Ten enthusiastic speakers gathered in Rossland Miner’s Hall on Wednesday, May 7 in front of an interested audience. The theme they all had as a focal point for the night was Life Path, seen from different perspectives and lives. RED Talks – stories worth shredding, is Rossland’s own way of the famous TED Talks consisting of stories worth spreading put on by Seven Summits Center for Learning. The night was filled with encouraging words and experiences, showing that both the ups and downs of life are crucial for happiness.
Fletcher Quince, owner of the old Montreal Bank, got the speeches started with his life story compressed into a 15-minute speech. He talked about his life path and how his plans have changed on several occasions. For some time forest firefighting was the dream job and he also studied neuroscience at university. Of which he remembers nothing. Different circumstances made him stumble upon the old bank in Rossland as it was for sale. Buying the gallery was a large commitment and the different approach he thinks made the community come forward and add to his business.
Sophia Rodyakin, student at Seven Summits Center for Learning, shared her family story about her grandmother and her life path. She explained that her grandmother in life was “handed a bad hand of cards but that she played her cards well”, her life story was filled with setbacks and obstacles she had to overcome but she managed to keep a positive attitude. “Hard work can get you through a lot” she summarized and ended with saying that to choose to be happy, confident and positive leads you to a better outcome.
Hanna Klemmensen played two beautiful pieces on the piano, opening up with Fredrich Kulauh’s Sonatina in C Major and finishing off with Clair de Lune composed by Claude Debussy. Another musical act for the night was the Castlegar youth band Roy Has Fire who played an acoustic set and talked about their upcoming tour. Their tour will be focused on celebrating the uniqueness youth has to bring and want to share the acceptance for different people.
Ian Lockey, Canadian Paralympic athlete, shared his story from breaking his back while snowboarding, losing 50 percent of the use of his muscles waist down and the road back to being an athlete. He learned that instead of saying “I can’t” he could say “how can I?” making sure he was able to walk, bike and snowboard again. Explaining that “if you’re having fun and are enjoying yourself, you succeed”, Lockey did more than being able to snowboard again, this past winter he was one of the Canadian athletes in the Sochi Olympics.
Nitrogen 15 is something that makes Jenny Coleshill, from Grand Forks and the Granby Wilderness Society, excited. She discussed her work and research of the transparent gas, explaining that it is the most stable form of nitrogen but the rarest form to find in nature. Almost exclusivity found in marine environments she found a connection between the nuclide and the salmon travelling up rivers to spawn. Coleshill concluding that “The salmon is creating a better habitat for its future generations”.
Jeff Weaver talked about celebrities and social causes. He wants to encourage people to look how celebrities advertise and why they act the way they do. He brings up the dichotomy of celebrities in charity campaigns, why are they participating in charity campaigns? And how much do the campaigns help? He brought up Jane Fonda as an example where she was in a photo with North Vietnamese soldiers in the Vietnam War. Unfortunately she was sitting in front of a building where North American soldiers were being tortured and her actions gave more fire for the people prone to the war than the ones trying to stop it.
Canadian paralympic athlete Kimberly Joines has tackled many setbacks in her life.

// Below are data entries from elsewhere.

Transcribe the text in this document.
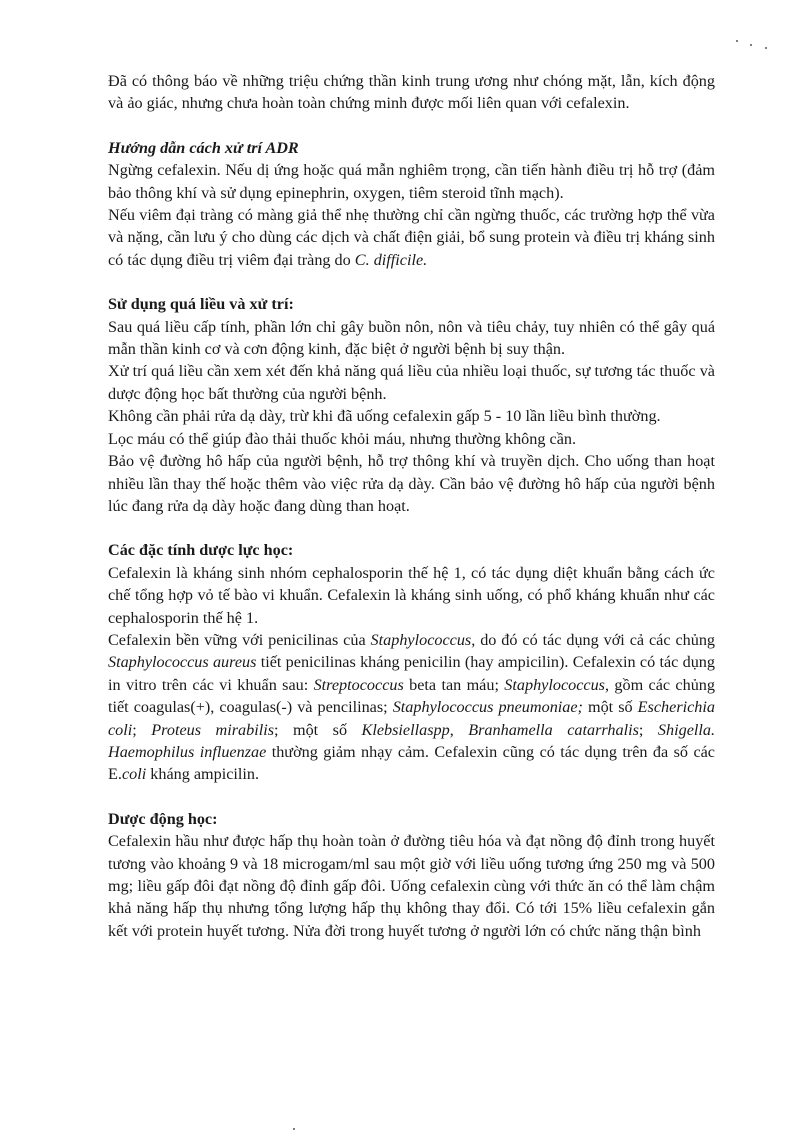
Đã có thông báo về những triệu chứng thần kinh trung ương như chóng mặt, lẫn, kích động và ảo giác, nhưng chưa hoàn toàn chứng minh được mối liên quan với cefalexin.

Hướng dẫn cách xử trí ADR

Ngừng cefalexin. Nếu dị ứng hoặc quá mẫn nghiêm trọng, cần tiến hành điều trị hỗ trợ (đảm bảo thông khí và sử dụng epinephrin, oxygen, tiêm steroid tĩnh mạch).

Nếu viêm đại tràng có màng giả thể nhẹ thường chỉ cần ngừng thuốc, các trường hợp thể vừa và nặng, cần lưu ý cho dùng các dịch và chất điện giải, bổ sung protein và điều trị kháng sinh có tác dụng điều trị viêm đại tràng do C. difficile.

Sử dụng quá liều và xử trí:

Sau quá liều cấp tính, phần lớn chỉ gây buồn nôn, nôn và tiêu chảy, tuy nhiên có thể gây quá mẫn thần kinh cơ và cơn động kinh, đặc biệt ở người bệnh bị suy thận.

Xử trí quá liều cần xem xét đến khả năng quá liều của nhiều loại thuốc, sự tương tác thuốc và dược động học bất thường của người bệnh.

Không cần phải rửa dạ dày, trừ khi đã uống cefalexin gấp 5 - 10 lần liều bình thường.

Lọc máu có thể giúp đào thải thuốc khỏi máu, nhưng thường không cần.

Bảo vệ đường hô hấp của người bệnh, hỗ trợ thông khí và truyền dịch. Cho uống than hoạt nhiều lần thay thế hoặc thêm vào việc rửa dạ dày. Cần bảo vệ đường hô hấp của người bệnh lúc đang rửa dạ dày hoặc đang dùng than hoạt.

Các đặc tính dược lực học:

Cefalexin là kháng sinh nhóm cephalosporin thế hệ 1, có tác dụng diệt khuẩn bằng cách ức chế tổng hợp vỏ tế bào vi khuẩn. Cefalexin là kháng sinh uống, có phổ kháng khuẩn như các cephalosporin thế hệ 1.

Cefalexin bền vững với penicilinas của Staphylococcus, do đó có tác dụng với cả các chủng Staphylococcus aureus tiết penicilinas kháng penicilin (hay ampicilin). Cefalexin có tác dụng in vitro trên các vi khuẩn sau: Streptococcus beta tan máu; Staphylococcus, gồm các chủng tiết coagulas(+), coagulas(-) và pencilinas; Staphylococcus pneumoniae; một số Escherichia coli; Proteus mirabilis; một số Klebsiellaspp, Branhamella catarrhalis; Shigella. Haemophilus influenzae thường giảm nhạy cảm. Cefalexin cũng có tác dụng trên đa số các E.coli kháng ampicilin.

Dược động học:

Cefalexin hầu như được hấp thụ hoàn toàn ở đường tiêu hóa và đạt nồng độ đỉnh trong huyết tương vào khoảng 9 và 18 microgam/ml sau một giờ với liều uống tương ứng 250 mg và 500 mg; liều gấp đôi đạt nồng độ đỉnh gấp đôi. Uống cefalexin cùng với thức ăn có thể làm chậm khả năng hấp thụ nhưng tổng lượng hấp thụ không thay đổi. Có tới 15% liều cefalexin gắn kết với protein huyết tương. Nửa đời trong huyết tương ở người lớn có chức năng thận bình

Numerous bones in her body have been broken and she has been through surgery in four different countries. During her filmed speech she quotes Charles Bukowski, “You have to die a few times before you can live” and repeats throughout her speech “you are stronger than you think”. She has definitely been through some rough times but she has seen a lot of wonderful parts of life too, she says that you need those deep lows to really appreciate the highs.

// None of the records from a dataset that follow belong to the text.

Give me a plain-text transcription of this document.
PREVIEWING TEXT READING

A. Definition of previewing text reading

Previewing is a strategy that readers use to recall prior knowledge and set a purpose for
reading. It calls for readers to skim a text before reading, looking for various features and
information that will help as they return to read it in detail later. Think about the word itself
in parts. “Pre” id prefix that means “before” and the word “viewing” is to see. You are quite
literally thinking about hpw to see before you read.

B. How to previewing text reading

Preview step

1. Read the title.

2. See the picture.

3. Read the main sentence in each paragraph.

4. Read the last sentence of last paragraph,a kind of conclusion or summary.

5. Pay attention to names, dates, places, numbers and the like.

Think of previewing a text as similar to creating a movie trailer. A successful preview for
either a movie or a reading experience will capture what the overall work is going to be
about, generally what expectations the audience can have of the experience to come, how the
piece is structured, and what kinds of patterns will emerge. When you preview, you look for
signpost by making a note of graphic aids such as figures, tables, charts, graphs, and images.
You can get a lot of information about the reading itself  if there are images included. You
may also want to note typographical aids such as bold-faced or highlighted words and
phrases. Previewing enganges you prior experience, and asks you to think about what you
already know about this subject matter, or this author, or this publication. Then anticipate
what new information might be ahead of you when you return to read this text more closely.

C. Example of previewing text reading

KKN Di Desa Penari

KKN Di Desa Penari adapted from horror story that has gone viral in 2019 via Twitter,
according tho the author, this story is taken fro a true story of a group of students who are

Barnes explained that the act of movement has become suppressed in our daily society. We do not use our bodies the way we could, “we have grown away from movement”. Liam practices Parkour and says it is all about “getting from point A to point B, as efficiently as possible” and that the practice of movement could help us humans to become less prone to hurt ourselves. Explaining that the kids these days are used to falling on soft playgrounds, ‘we are the paranoid generation”, making falls as adults devastating. “If you fall as a kid and for example break your arm, you are less likely to do it as an adult”.

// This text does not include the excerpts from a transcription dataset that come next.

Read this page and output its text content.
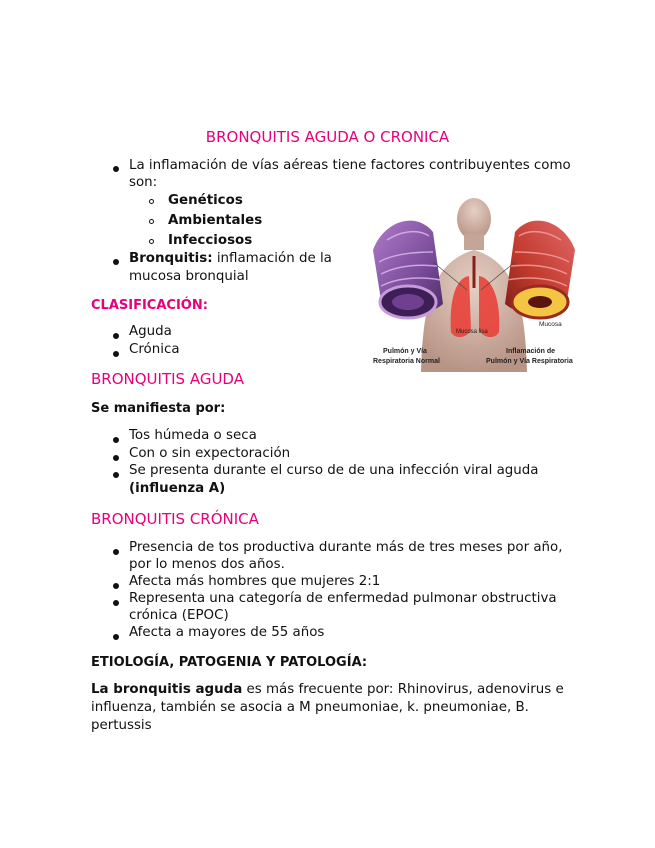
BRONQUITIS AGUDA O CRONICA
La inflamación de vías aéreas tiene factores contribuyentes como
son:
Genéticos
Ambientales
Infecciosos
Bronquitis: inflamación de la
mucosa bronquial
CLASIFICACIÓN:
Aguda
Crónica
BRONQUITIS AGUDA
Se manifiesta por:
Tos húmeda o seca
Con o sin expectoración
Se presenta durante el curso de de una infección viral aguda
(influenza A)
BRONQUITIS CRÓNICA
Presencia de tos productiva durante más de tres meses por año,
por lo menos dos años.
Afecta más hombres que mujeres 2:1
Representa una categoría de enfermedad pulmonar obstructiva
crónica (EPOC)
Afecta a mayores de 55 años
ETIOLOGÍA, PATOGENIA Y PATOLOGÍA:
La bronquitis aguda es más frecuente por: Rhinovirus, adenovirus e
influenza, también se asocia a M pneumoniae, k. pneumoniae, B.
pertussis
Mucosa lisa
Mucosa
Pulmón y Vía
Respiratoria Normal
Inflamación de
Pulmón y Vía Respiratoria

Jonny Coleshill, principal of Seven Summits Center for Learning, was very pleased with the outcome of the night. “I have wanted to run a TED-esque event for a long time as an educator, and the freedoms and opportunity with Seven Summits and our group of learners made it really possible, and helped it to become a great evening and event!” said Coleshill. He and the Seven Summits Center for Learning are already excited for the next years event, the Second Annual Red Talks. To end it all he said “but truly, I couldn’t be more happy with how it turned out!”.